#NWelxn18 – first the numbers

That was interesting!

I have avoided talking too much about the election over here, relying on my election website to carry the campaign load while I kept this site on the day-to-day of council life. However, I am going to spend a bit of time between now and the resumption of Council stuff in November looking back at the election.

I am still thanking my many volunteers and supporters, the feelings are still a little raw, and lots of Monday morning quarterbacking is going on, so I am going to hold off on all that stuff for a bit and start with just the (preliminary, not yet official!) numbers, starting with number of votes:

On Council, Team Cote clearly dominated, not only taking the top 6 spots, but doing so with a clear numbers gap over the members of the NWP Party (6th place had 25% more votes than 7th place), who in turn had a pretty solid gap ahead of the 4 independent candidates (10th place had 38% more votes than 11th).

Voting percentages are a little wonky for Council elections because we don’t know how many votes each voter decided cast, but there were 71,627 council votes and 14,368 votes for Mayor, so we can infer an average of 5 votes per voter. There were something like 50,000 registered voters in New Westminster, so turnout it tentatively a little over 28%, about the same as last election (the exact numbers will have to wait until the official report- as we don’t know how many voters registered on the day of the election) .

The pie chart allows a little more clumping analysis. We can see that Team Cote candidates earned 59% of the vote total, NWP candidates 27%, and others 14%. Of course, there were 50% more Team Cote candidates than the others, so perhaps a better comparison is that the average Team Cote candidate earned 9.9% of the votes, the average NWP candidate 6.7%, and the average Other 3.6%.

Nadine Nakagawa surprised even herself by dominating the vote. The last time a rookie candidate led the polls for Council was in 1996 when a young Jerry Dobrovolny pulled off the feat. The vote count of all 6 elected Councillors (7,764 to 6,595) is quite a bit higher than last election (6,262 – 5,517), though the vote count for the 7th place finishers is not that different (5,297 in 2018, 5,165 in 2014).

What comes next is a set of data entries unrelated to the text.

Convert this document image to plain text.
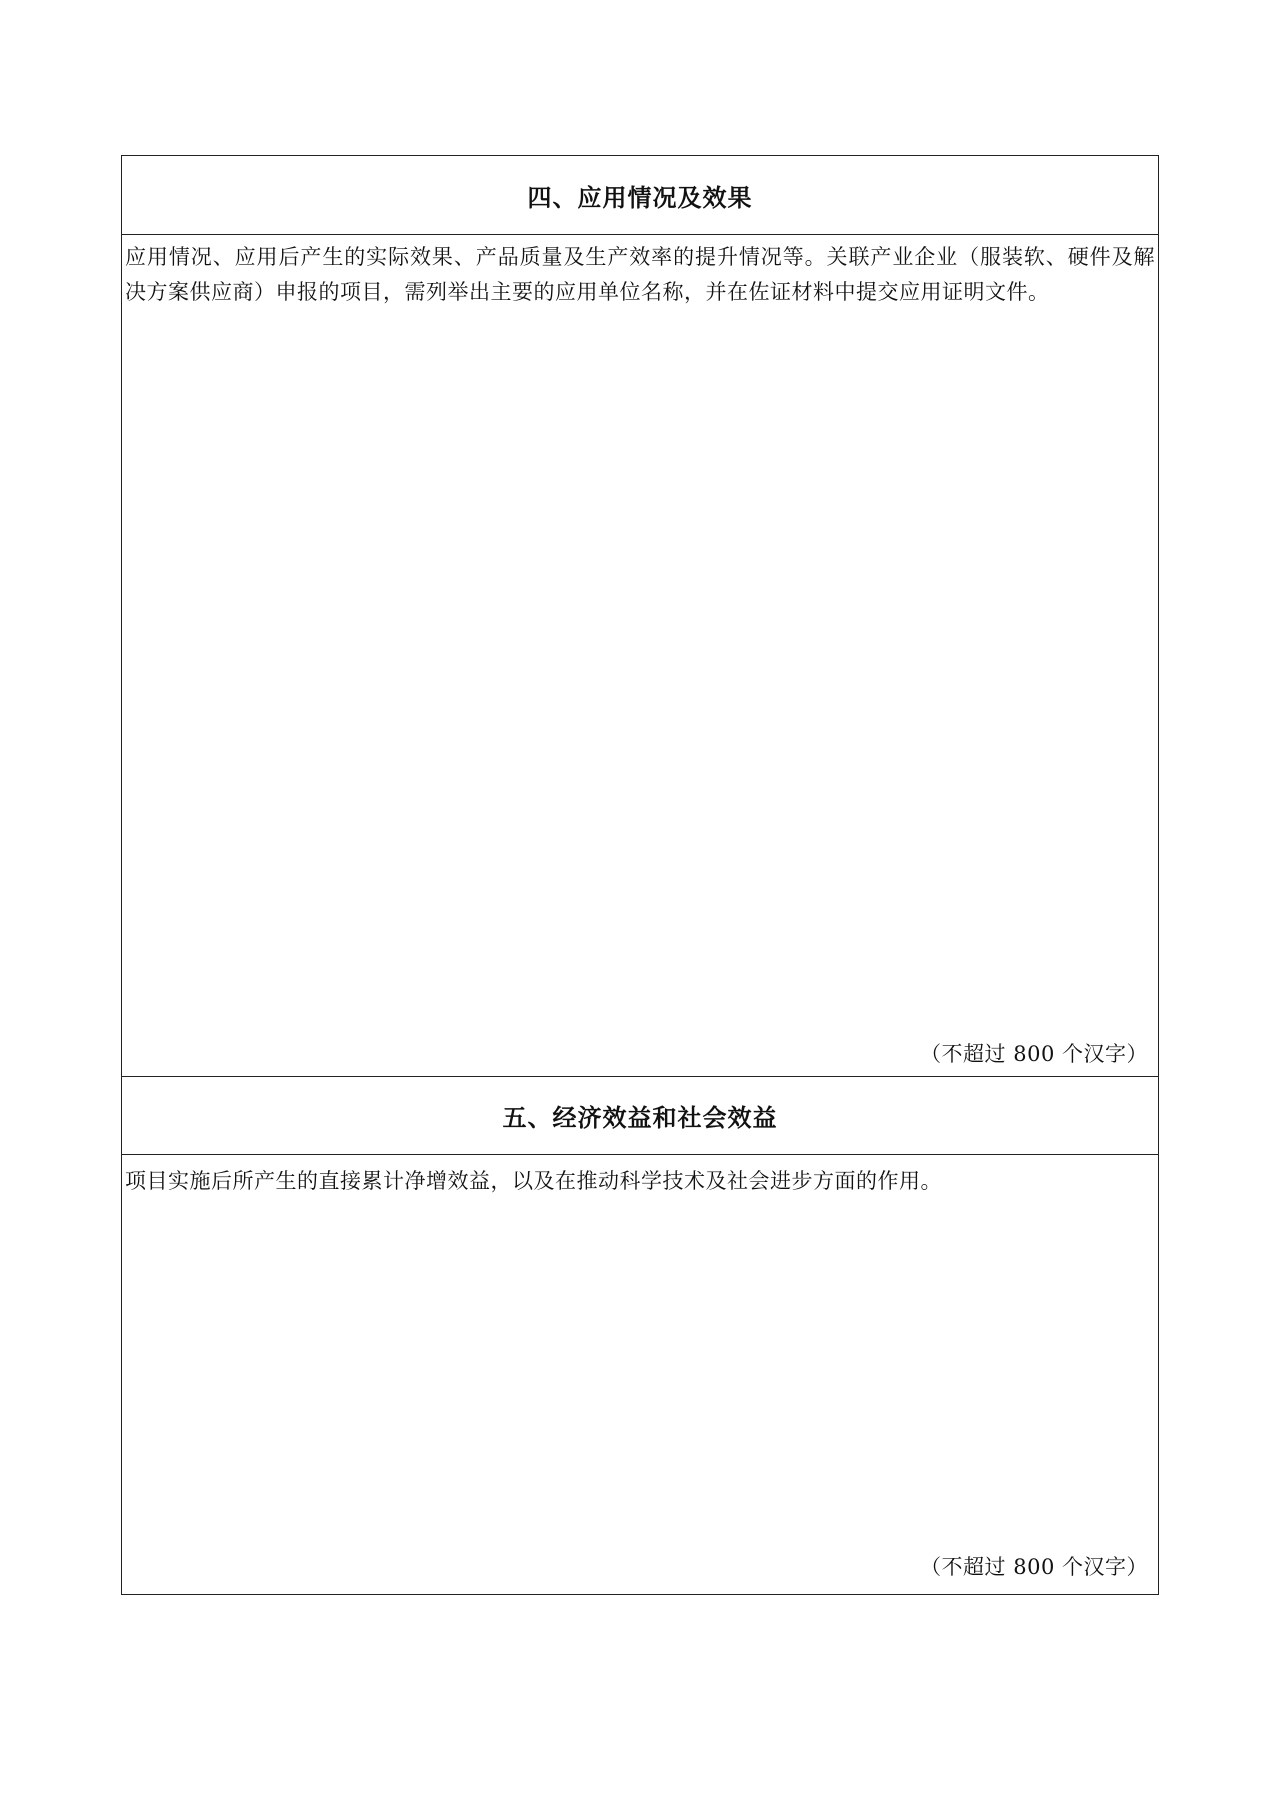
四、应用情况及效果
应用情况、应用后产生的实际效果、产品质量及生产效率的提升情况等。关联产业企业（服装软、硬件及解决方案供应商）申报的项目，需列举出主要的应用单位名称，并在佐证材料中提交应用证明文件。
（不超过 800 个汉字）
五、经济效益和社会效益
项目实施后所产生的直接累计净增效益，以及在推动科学技术及社会进步方面的作用。
（不超过 800 个汉字）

For the fun of it, I made a bar chart mixing this year’s election results (blue) with last elections (in red) so you can get a sense of how the vote distribution changed:

There were more candidates in 2014, which makes for a longer tail on the distribution, but this display really makes the gap between Team Cote candidates and others stand out – getting about 20% more votes than their cohort in the previous election, where the NWP had very similar vote counts as their 2014 cohorts. This was a convincing win compared to last election.


On the School Board side, things are not as clear. The Team Cote candidate still swept the top spots, but the vote count was much closer:

There also isn’t a big gap between 7th place (and elected) and 8th place (less than 4%). The NWP candidates were not clustered, it is clear there was no “block vote” for or against the NWP. Danielle Connolly got 25% more vote than the NWP average, J.P.LeBerg got almost 30% fewer votes than that average.

The average ballot included 5 Trustee votes (72,335 compared to 14,368 for Mayor, see assumptions above) – curiously the same average as for Council even with one more opportunity to vote, and they broke down like this:

43% of the votes went to Team Cote candidates, 25% to NWP candidates, and 32% to others. Again, since there were different numbers of candidates in those three clumps, the better estimate may be that the average Team Cote candidate earned 8.7% of the vote (and all were pretty close), the average NWP candidate 6.2% (with a wide spread), and the average Other 4.5% (with two candidates standing well above the average).

The comparison between 2014 and 2018 is more interesting here than with Council. There were more votes in 2018 (about 14% more), but in contrast to Council, less of that vote went to the front-runners. With more candidates in 2018 the distribution is more spread out, but it will take a smarter political scientist than me to tell what this means!

Finally, in a campaign where there was much discussion of how diversity was defined, all of the new candidates elected were women – three on City Council and six (6!) to the School Board. This, and the cultural diversity of the candidates, may be historic for New Westminster. Though it is worth noting that between 1993 and 1996, there were three women on New Westminster Council, and Betty Toporowski was Mayor. Whether a person of colour has ever served on Council in New Westminster is the kind of question you would need to ask an historian.